O leilão desta quarta-feira, 7, faz parte da 6ª rodada de concessão de aeroportos, que segundo a Anac tem como objetivo atrair investimentos para ampliar, aperfeiçoar a infraestrutura aeroportuária brasileira e, consequentemente, promover melhorias no atendimento aos usuários do transporte aéreo no Brasil. Além de Manaus, fazem parte do bloco arrematado pela empresa francesa os aeroportos de Tabatinga (AM), Tefé (AM), Porto Velho (RO), Rio Branco (AC), Cruzeiro do Sul (AC) e Boa Vista (RR).

Certame

A Diretoria Colegiada da Agência Nacional de Aviação Civil (Anac) aprovou em julho, o edital que autorizou o leilão de 22 aeroportos, sendo 10 em Estados que compõem a Amazônia Legal. Os documentos jurídicos foram objeto de consulta pública, que recebeu 454 contribuições e seguem para análise pelo Tribunal de Contas da União (TCU), junto com os estudos de viabilidade técnica, econômica e ambiental aprovados pelo Ministério de Infraestrutura.

Com a deliberação da Anac, o TCU analisa o processo que prevê o modelo para ampliação, manutenção e exploração dos aeroportos de Manaus (AM), Porto Velho (RO), Rio Branco (AC), Cruzeiro do Sul (AC), Tabatinga (AM), Tefé (AM), Boa Vista (RR), São Luís (MA), Palmas (TO) e Imperatriz (MA).

A grande inovação da rodada é a cláusula que permite que a proponente individualmente ou representada por consórcio possa contratar pessoa jurídica que detenha a qualificação técnica exigida na operação aeroportuária, aumentando o número de participantes e gerando maior competição no certame.

Tráfego nacional privatizado

Desde 2011, as rodadas de concessão de aeroportos no Brasil já concederam o equivalente a 67% do tráfego nacional à iniciativa privada.

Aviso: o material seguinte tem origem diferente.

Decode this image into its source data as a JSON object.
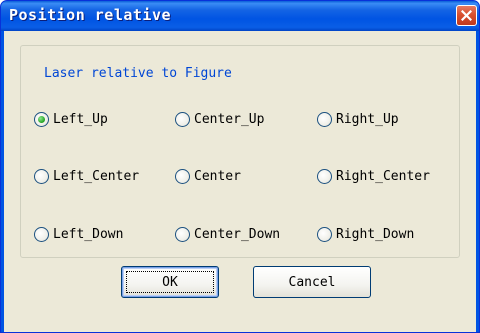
{
  "window": {
    "title": "Position relative",
    "close_icon": "close-icon",
    "title_bar_color": "#0054e3",
    "close_button_color": "#d9502f"
  },
  "group": {
    "label": "Laser relative to Figure",
    "label_color": "#0046d5"
  },
  "options": [
    {
      "label": "Left_Up",
      "checked": true
    },
    {
      "label": "Center_Up",
      "checked": false
    },
    {
      "label": "Right_Up",
      "checked": false
    },
    {
      "label": "Left_Center",
      "checked": false
    },
    {
      "label": "Center",
      "checked": false
    },
    {
      "label": "Right_Center",
      "checked": false
    },
    {
      "label": "Left_Down",
      "checked": false
    },
    {
      "label": "Center_Down",
      "checked": false
    },
    {
      "label": "Right_Down",
      "checked": false
    }
  ],
  "buttons": {
    "ok_label": "OK",
    "cancel_label": "Cancel"
  }
}
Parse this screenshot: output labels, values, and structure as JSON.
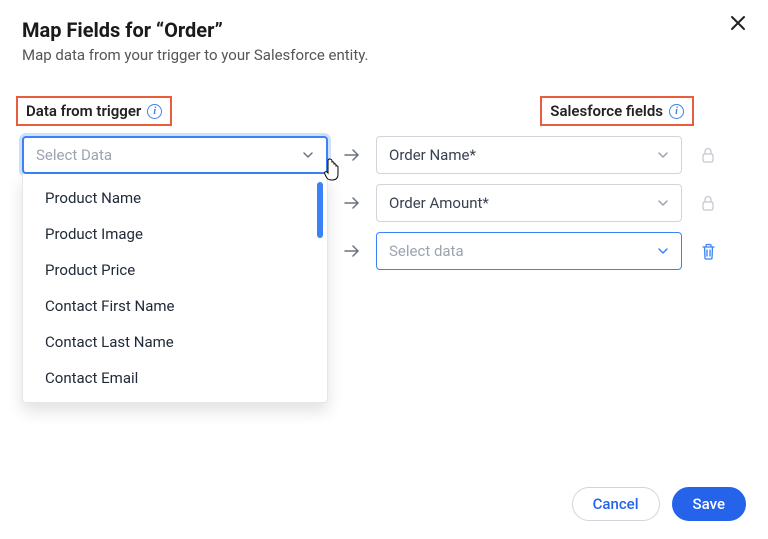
{
  "header": {
    "title": "Map Fields for “Order”",
    "subtitle": "Map data from your trigger to your Salesforce entity."
  },
  "columns": {
    "left_label": "Data from trigger",
    "right_label": "Salesforce fields"
  },
  "left_select": {
    "placeholder": "Select Data"
  },
  "dropdown_options": [
    "Product Name",
    "Product Image",
    "Product Price",
    "Contact First Name",
    "Contact Last Name",
    "Contact Email"
  ],
  "right_rows": [
    {
      "label": "Order Name*",
      "locked": true
    },
    {
      "label": "Order Amount*",
      "locked": true
    },
    {
      "label": "Select data",
      "locked": false,
      "placeholder": true,
      "active": true
    }
  ],
  "footer": {
    "cancel": "Cancel",
    "save": "Save"
  }
}
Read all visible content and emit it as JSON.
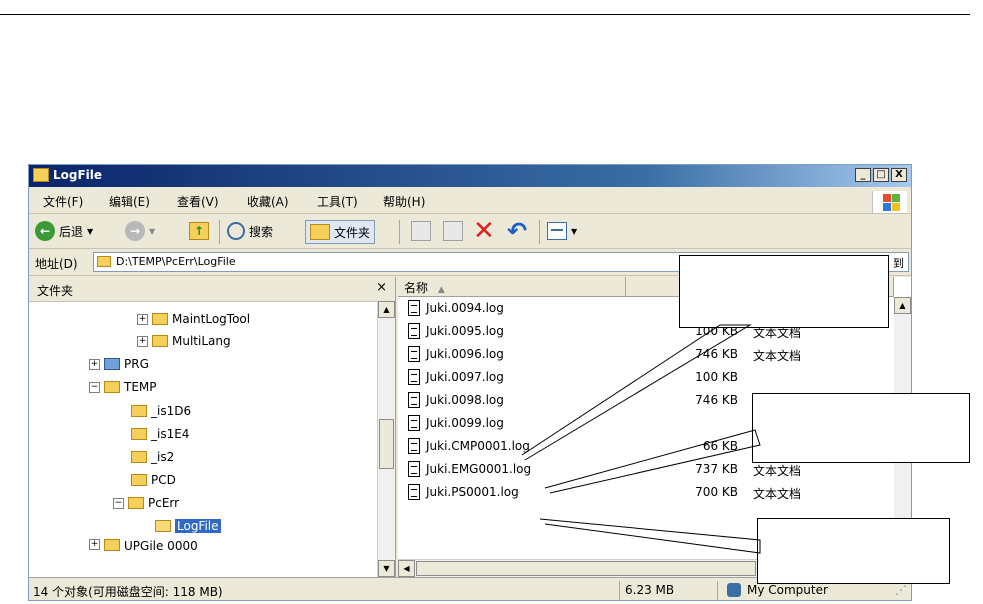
{
  "window": {
    "title": "LogFile"
  },
  "titlebar_buttons": [
    "_",
    "□",
    "X"
  ],
  "menu": [
    "文件(F)",
    "编辑(E)",
    "查看(V)",
    "收藏(A)",
    "工具(T)",
    "帮助(H)"
  ],
  "toolbar": {
    "back": "后退",
    "search": "搜索",
    "folders": "文件夹"
  },
  "address": {
    "label": "地址(D)",
    "value": "D:\\TEMP\\PcErr\\LogFile",
    "go": "到"
  },
  "folders_panel": {
    "title": "文件夹",
    "close": "×",
    "tree": [
      {
        "label": "MaintLogTool",
        "expander": "+"
      },
      {
        "label": "MultiLang",
        "expander": "+"
      },
      {
        "label": "PRG",
        "expander": "+"
      },
      {
        "label": "TEMP",
        "expander": "−"
      },
      {
        "label": "_is1D6",
        "expander": ""
      },
      {
        "label": "_is1E4",
        "expander": ""
      },
      {
        "label": "_is2",
        "expander": ""
      },
      {
        "label": "PCD",
        "expander": ""
      },
      {
        "label": "PcErr",
        "expander": "−"
      },
      {
        "label": "LogFile",
        "expander": "",
        "selected": true
      },
      {
        "label": "UPGile 0000",
        "expander": "+"
      }
    ]
  },
  "file_list": {
    "columns": [
      "名称",
      "",
      "",
      ""
    ],
    "rows": [
      {
        "name": "Juki.0094.log",
        "size": "",
        "type": "文本文档"
      },
      {
        "name": "Juki.0095.log",
        "size": "100 KB",
        "type": "文本文档"
      },
      {
        "name": "Juki.0096.log",
        "size": "746 KB",
        "type": "文本文档"
      },
      {
        "name": "Juki.0097.log",
        "size": "100 KB",
        "type": ""
      },
      {
        "name": "Juki.0098.log",
        "size": "746 KB",
        "type": ""
      },
      {
        "name": "Juki.0099.log",
        "size": "",
        "type": ""
      },
      {
        "name": "Juki.CMP0001.log",
        "size": "66 KB",
        "type": "文本文档"
      },
      {
        "name": "Juki.EMG0001.log",
        "size": "737 KB",
        "type": "文本文档"
      },
      {
        "name": "Juki.PS0001.log",
        "size": "700 KB",
        "type": "文本文档"
      }
    ]
  },
  "status": {
    "objects": "14 个对象(可用磁盘空间: 118 MB)",
    "size": "6.23 MB",
    "location": "My Computer"
  }
}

Com o leilão desses três novos blocos, essa parcela deve subir para 78%, estima a CNI (Confederação Nacional da Indústria).

Já o número de aeroportos nacionais administrados pela iniciativa privada passará de 22 para 44. O governo prevê realizar até dezembro a relicitação do aeroporto de São Gonçalo do Amarante, em Natal (RN). Para o 1º semestre de 2022, está previsto o leilão da 7ª rodada, que incluirá Santos Dumont (RJ) e Congonhas (SP).